DATA REPORT article
Neuromorphic Vision Datasets for Pedestrian Detection, Action Recognition, and Fall Detection
- 1College of Automotive Engineering, Tongji University, Shanghai, China
- 2Robotics, Artificial Intelligence and Real-Time Systems, Technische Universität München, München, Germany
Large-scale public datasets are vital for algorithm development in the computer vision field. Thanks to the availability of advanced sensors such as cameras, Lidar and Kinect, massive well-designed datasets created by researchers are free to the scientific and academic world. ImageNet (Deng et al., 2009) is one of the most representative examples which is widely used for image recognition tasks in computer vision. UCF 101 (Soomro et al., 2012) is another large-scale dataset used for human action recognition. However, both of the above datasets provide only the appearance information of objects in the scene. With the limited information provided by RGB images, it is extremely difficult to solve certain problems such as the partition of the foreground and background which have similar colors and textures. With the release of the low-cost Kinect sensor in 2010, acquisition of RGB and depth data became cheaper and easier. Not surprisingly, increasing RGB-D datasets, recorded by the Kinect sensor and dedicated to a wide range of applications, have become available (Cai et al., 2017). We see the same trend, the KITTI dataset (Geiger et al., 2013), starting to occur in the autonomous driving community due to the availability of the Velodyne HDL-64E rotating 3D laser scanner. It is clear that the advent of new sensors always brings opportunities for new dataset development. In this data report, we introduce three new neuromorphic vision datasets recorded by a novel neuromorphic vision sensor named Dynamic Vision Sensors (DVS) (Lichtsteiner et al., 2008).
DVS is a novel type of neuromorphic-based vision sensor, developed by Lichtsteiner et al. (2008). The sensor records event streams as a sequence of tuples [t, x, y, p], where t is the timestamp of the event, (x, y) is the pixel coordinates of the event in 2D space and p is the polarity of the event indicating the brightness change. Compared to the conventional frame-based cameras, neuromorphic vision sensors are frameless which take a radically different approach, doing away with images completely. It properly addresses the universal drawbacks of conventional frame-based cameras, such as data redundancy, high latency and low temporal resolution in a fresh new paradigm. This sensor has matured to the point of entering commercial market only in the last decade. As a much younger field, one of the main challenges faced is the lack of neuromorphic vision datasets impeding the progress of the field. We can thus learn from the rapid development and maturation of computer vision.

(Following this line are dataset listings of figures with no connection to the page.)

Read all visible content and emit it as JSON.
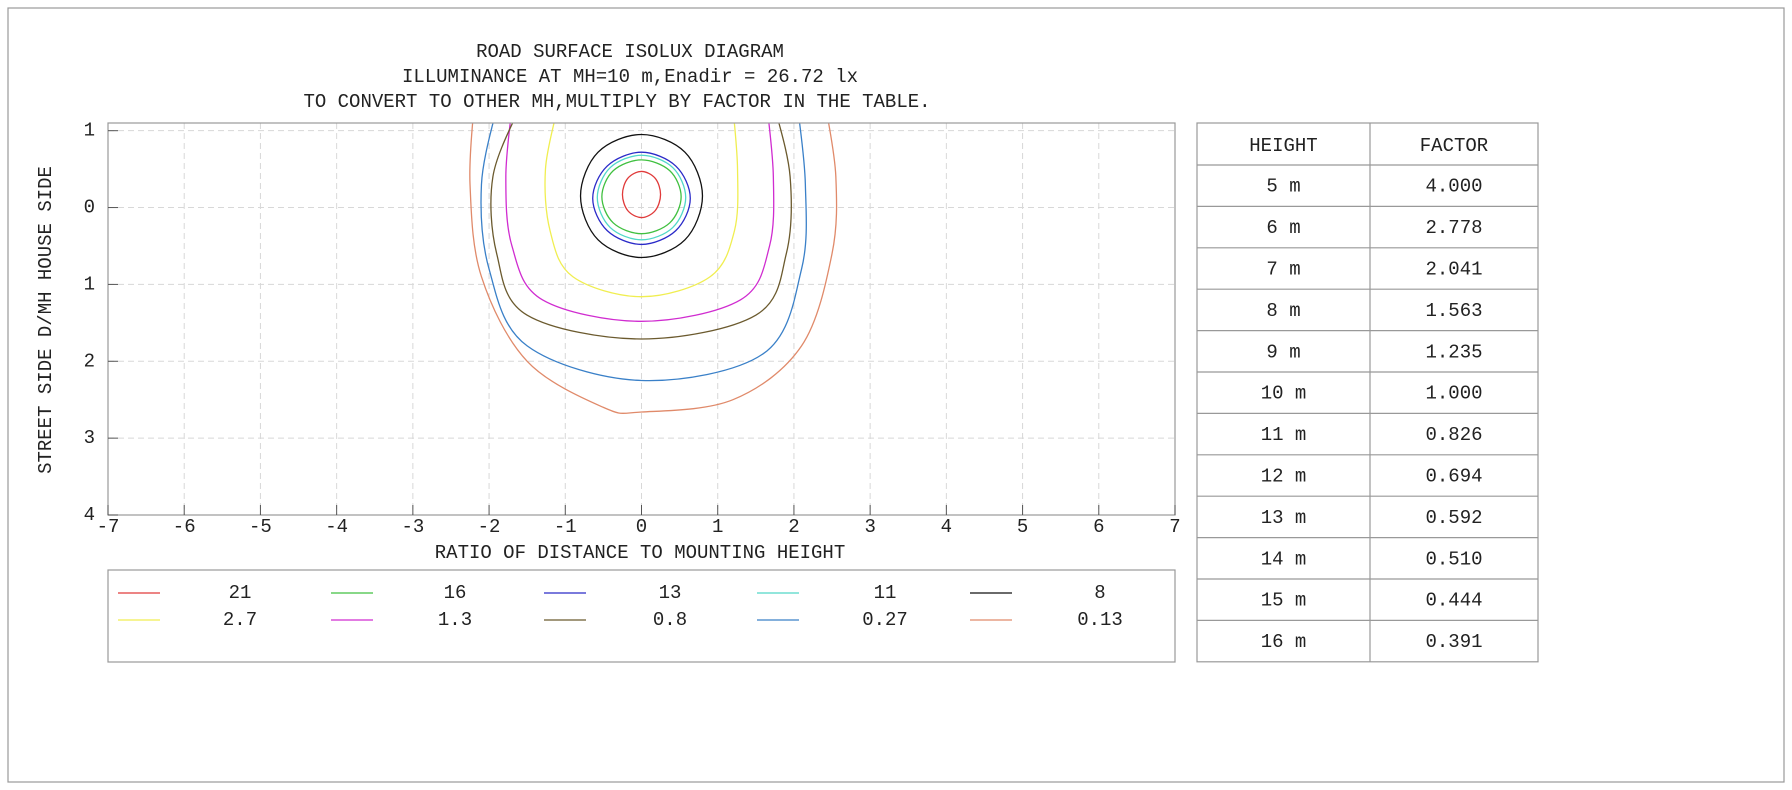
{
  "chart_data": {
    "type": "contour",
    "title": [
      "ROAD SURFACE ISOLUX DIAGRAM",
      "ILLUMINANCE AT MH=10 m,Enadir  = 26.72 lx",
      "TO CONVERT TO OTHER MH,MULTIPLY BY FACTOR IN THE TABLE."
    ],
    "x_label": "RATIO OF DISTANCE TO MOUNTING HEIGHT",
    "y_label": "STREET SIDE  D/MH  HOUSE SIDE",
    "xlim": [
      -7,
      7
    ],
    "ylim": [
      -1.1,
      4
    ],
    "xticks": [
      -7,
      -6,
      -5,
      -4,
      -3,
      -2,
      -1,
      0,
      1,
      2,
      3,
      4,
      5,
      6,
      7
    ],
    "yticks": [
      {
        "value": -1,
        "label": "1"
      },
      0,
      1,
      2,
      3,
      4
    ],
    "grid": true,
    "series": [
      {
        "name": "21",
        "color": "#e03a3a",
        "closed": true,
        "x": [
          0.25,
          0.18,
          0,
          -0.18,
          -0.25,
          -0.18,
          0,
          0.18
        ],
        "y": [
          -0.17,
          0.04,
          0.13,
          0.04,
          -0.17,
          -0.38,
          -0.47,
          -0.38
        ]
      },
      {
        "name": "16",
        "color": "#40c040",
        "closed": true,
        "x": [
          0.52,
          0.37,
          0,
          -0.37,
          -0.52,
          -0.37,
          0,
          0.37
        ],
        "y": [
          -0.14,
          0.2,
          0.34,
          0.2,
          -0.14,
          -0.48,
          -0.62,
          -0.48
        ]
      },
      {
        "name": "13",
        "color": "#2a2ac8",
        "closed": true,
        "x": [
          0.64,
          0.45,
          0,
          -0.45,
          -0.64,
          -0.45,
          0,
          0.45
        ],
        "y": [
          -0.12,
          0.3,
          0.48,
          0.3,
          -0.12,
          -0.54,
          -0.72,
          -0.54
        ]
      },
      {
        "name": "11",
        "color": "#50d8c8",
        "closed": true,
        "x": [
          0.58,
          0.41,
          0,
          -0.41,
          -0.58,
          -0.41,
          0,
          0.41
        ],
        "y": [
          -0.13,
          0.26,
          0.42,
          0.26,
          -0.13,
          -0.52,
          -0.68,
          -0.52
        ]
      },
      {
        "name": "8",
        "color": "#111111",
        "closed": true,
        "x": [
          0.8,
          0.57,
          0,
          -0.57,
          -0.8,
          -0.57,
          0,
          0.57
        ],
        "y": [
          -0.15,
          0.42,
          0.65,
          0.42,
          -0.15,
          -0.72,
          -0.95,
          -0.72
        ]
      },
      {
        "name": "2.7",
        "color": "#f0ee50",
        "closed": false,
        "x": [
          -1.1,
          -1.26,
          -1.2,
          -0.9,
          0,
          0.9,
          1.22,
          1.26,
          1.2
        ],
        "y": [
          -1.3,
          -0.5,
          0.3,
          0.9,
          1.16,
          0.9,
          0.3,
          -0.5,
          -1.3
        ]
      },
      {
        "name": "1.3",
        "color": "#d02cd0",
        "closed": false,
        "x": [
          -1.7,
          -1.78,
          -1.7,
          -1.3,
          0,
          1.3,
          1.68,
          1.73,
          1.65
        ],
        "y": [
          -1.3,
          -0.4,
          0.5,
          1.2,
          1.48,
          1.2,
          0.5,
          -0.4,
          -1.3
        ]
      },
      {
        "name": "0.8",
        "color": "#6b5a2e",
        "closed": false,
        "x": [
          -1.6,
          -1.95,
          -1.9,
          -1.5,
          0,
          1.5,
          1.9,
          1.95,
          1.75
        ],
        "y": [
          -1.3,
          -0.4,
          0.6,
          1.4,
          1.71,
          1.4,
          0.6,
          -0.4,
          -1.3
        ]
      },
      {
        "name": "0.27",
        "color": "#3a80c8",
        "closed": false,
        "x": [
          -1.9,
          -2.1,
          -2.0,
          -1.5,
          0,
          1.6,
          2.1,
          2.15,
          2.05
        ],
        "y": [
          -1.3,
          -0.3,
          0.8,
          1.8,
          2.25,
          1.9,
          0.8,
          -0.3,
          -1.3
        ]
      },
      {
        "name": "0.13",
        "color": "#e08a6a",
        "closed": false,
        "x": [
          -2.2,
          -2.25,
          -2.1,
          -1.5,
          -0.5,
          0,
          1.2,
          2.1,
          2.5,
          2.55,
          2.42
        ],
        "y": [
          -1.3,
          -0.3,
          0.9,
          2.0,
          2.6,
          2.66,
          2.5,
          1.8,
          0.6,
          -0.4,
          -1.3
        ]
      }
    ]
  },
  "table": {
    "header": [
      "HEIGHT",
      "FACTOR"
    ],
    "rows": [
      [
        "5 m",
        "4.000"
      ],
      [
        "6 m",
        "2.778"
      ],
      [
        "7 m",
        "2.041"
      ],
      [
        "8 m",
        "1.563"
      ],
      [
        "9 m",
        "1.235"
      ],
      [
        "10 m",
        "1.000"
      ],
      [
        "11 m",
        "0.826"
      ],
      [
        "12 m",
        "0.694"
      ],
      [
        "13 m",
        "0.592"
      ],
      [
        "14 m",
        "0.510"
      ],
      [
        "15 m",
        "0.444"
      ],
      [
        "16 m",
        "0.391"
      ]
    ]
  }
}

It cannot be doubted that neuromorphic vision research will benefit from new datasets similar to those of computer vision. However, the unique difficulty in the datasets arises because neuromorphic vision data differs significantly from conventional camera data and no direct method for converting between two data formats exists. To address this, we introduce the largest neuromorphic vision datasets targeting the three human motion related tasks: pedestrian detection, human action recognition and human fall detection. We hope that those datasets will meet the significant demands of the neuromorphic vision, computer vision and robotic communities. More specifically, the open access of three datasets should stimulate the development of algorithms processing the event-based asynchronous stream input. In addition, to allow for a fair comparison with frame-based computer vision, we also introduce three encoding methods which are used to convert the spatio-temporal data format to conventional frames.
Previously, several datasets of neuromorphic vision sensors addressing the problem of detection and classification were proposed (Orchard et al., 2015; Serrano-Gotarredona and Linares-Barranco, 2015; Hu et al., 2016; Liu et al., 2016; Li et al., 2017). Many of them were recorded with a static DVS facing a monitor on which computer vision datasets were set to play automatically (Serrano-Gotarredona and Linares-Barranco, 2015; Hu et al., 2016). Thus, the intrinsic temporal information of moving objects between two frames are lost. It is gratifying that there are several high-quality datasets recorded in a real environment in recent years (Moeys et al., 2016; Zhu et al., 2018). Other pioneering works from iniLabs1 and the RPG group2. DDD17 dataset (Binas et al., 2017) is the first annotated driving dataset for event-format data. End-to-end prediction for the steering angle of a vehicle can be achieved with a convolutional neural network. Dataset for Pose Estimation, Visual Odometry, and SLAM is published by Mueggler et al. (2017b).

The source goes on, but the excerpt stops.